Venturing into uncharted territory to fortify India’s defences in the sensitive northern sector, the operationally critical Western Air Command (WAC) is pushing for upgrading the Nyoma airstrip into a “major” base capable of launching an entire range of operations.
WAC chief Air Marshal N.A.K. Browne said on Friday, “The idea is to expand Nyoma into a major airbase from where we can operate each and every platform in the air force’s inventory, including fighters.

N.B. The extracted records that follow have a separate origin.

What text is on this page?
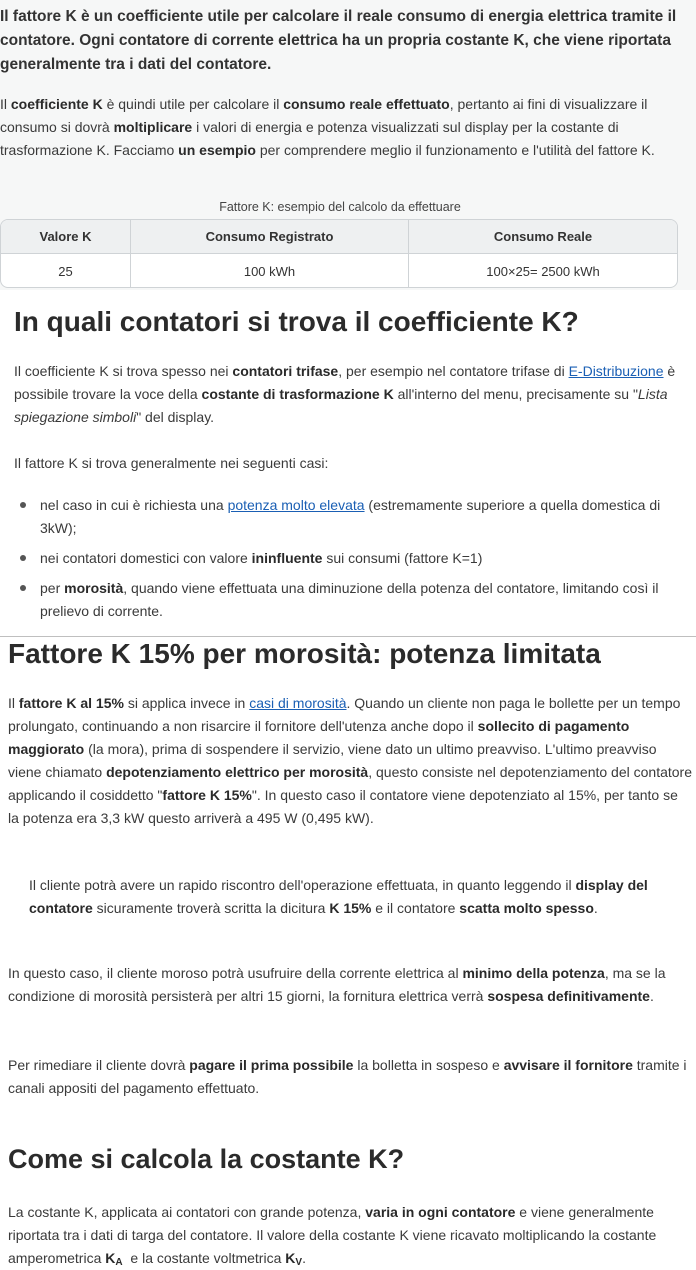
Il fattore K è un coefficiente utile per calcolare il reale consumo di energia elettrica tramite il contatore. Ogni contatore di corrente elettrica ha un propria costante K, che viene riportata generalmente tra i dati del contatore.

Il coefficiente K è quindi utile per calcolare il consumo reale effettuato, pertanto ai fini di visualizzare il consumo si dovrà moltiplicare i valori di energia e potenza visualizzati sul display per la costante di trasformazione K. Facciamo un esempio per comprendere meglio il funzionamento e l'utilità del fattore K.

Fattore K: esempio del calcolo da effettuare
Valore K	Consumo Registrato	Consumo Reale
25	100 kWh	100×25= 2500 kWh
In quali contatori si trova il coefficiente K?

Il coefficiente K si trova spesso nei contatori trifase, per esempio nel contatore trifase di E-Distribuzione è possibile trovare la voce della costante di trasformazione K all'interno del menu, precisamente su "Lista spiegazione simboli" del display.

Il fattore K si trova generalmente nei seguenti casi:

nel caso in cui è richiesta una potenza molto elevata (estremamente superiore a quella domestica di 3kW);
nei contatori domestici con valore ininfluente sui consumi (fattore K=1)
per morosità, quando viene effettuata una diminuzione della potenza del contatore, limitando così il prelievo di corrente.
Fattore K 15% per morosità: potenza limitata

Il fattore K al 15% si applica invece in casi di morosità. Quando un cliente non paga le bollette per un tempo prolungato, continuando a non risarcire il fornitore dell'utenza anche dopo il sollecito di pagamento maggiorato (la mora), prima di sospendere il servizio, viene dato un ultimo preavviso. L'ultimo preavviso viene chiamato depotenziamento elettrico per morosità, questo consiste nel depotenziamento del contatore applicando il cosiddetto "fattore K 15%". In questo caso il contatore viene depotenziato al 15%, per tanto se la potenza era 3,3 kW questo arriverà a 495 W (0,495 kW).

Il cliente potrà avere un rapido riscontro dell'operazione effettuata, in quanto leggendo il display del contatore sicuramente troverà scritta la dicitura K 15% e il contatore scatta molto spesso.

In questo caso, il cliente moroso potrà usufruire della corrente elettrica al minimo della potenza, ma se la condizione di morosità persisterà per altri 15 giorni, la fornitura elettrica verrà sospesa definitivamente.

Per rimediare il cliente dovrà pagare il prima possibile la bolletta in sospeso e avvisare il fornitore tramite i canali appositi del pagamento effettuato.

Come si calcola la costante K?

La costante K, applicata ai contatori con grande potenza, varia in ogni contatore e viene generalmente riportata tra i dati di targa del contatore. Il valore della costante K viene ricavato moltiplicando la costante amperometrica $K_A$  e la costante voltmetrica $K_V$.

The proposal is being examined by the ministry.”
The Nyoma airstrip, 20 km from the Line of Actual Control between India and China, was activated last September after more than four decades.
Browne said: “It will take about four years to get Nyoma ready as a major base after we get the defence ministry’s nod.” The air force’s AN-32 transport planes have undertaken training flights to newly-operationalised airbases in Ladakh, including Nyoma, to prepare its air and ground crews to operate these airstrips regularly.
The force wants to exploit airstrips at Daulet Beg Oldie and Fukche (two km from the LAC) to support troops deployed in India’s farthest frontiers, close to areas illegally occupied by China and Pakistan.
It is also laying an elaborate network of radar systems and sensors along the LAC to fortify its air defence capabilities.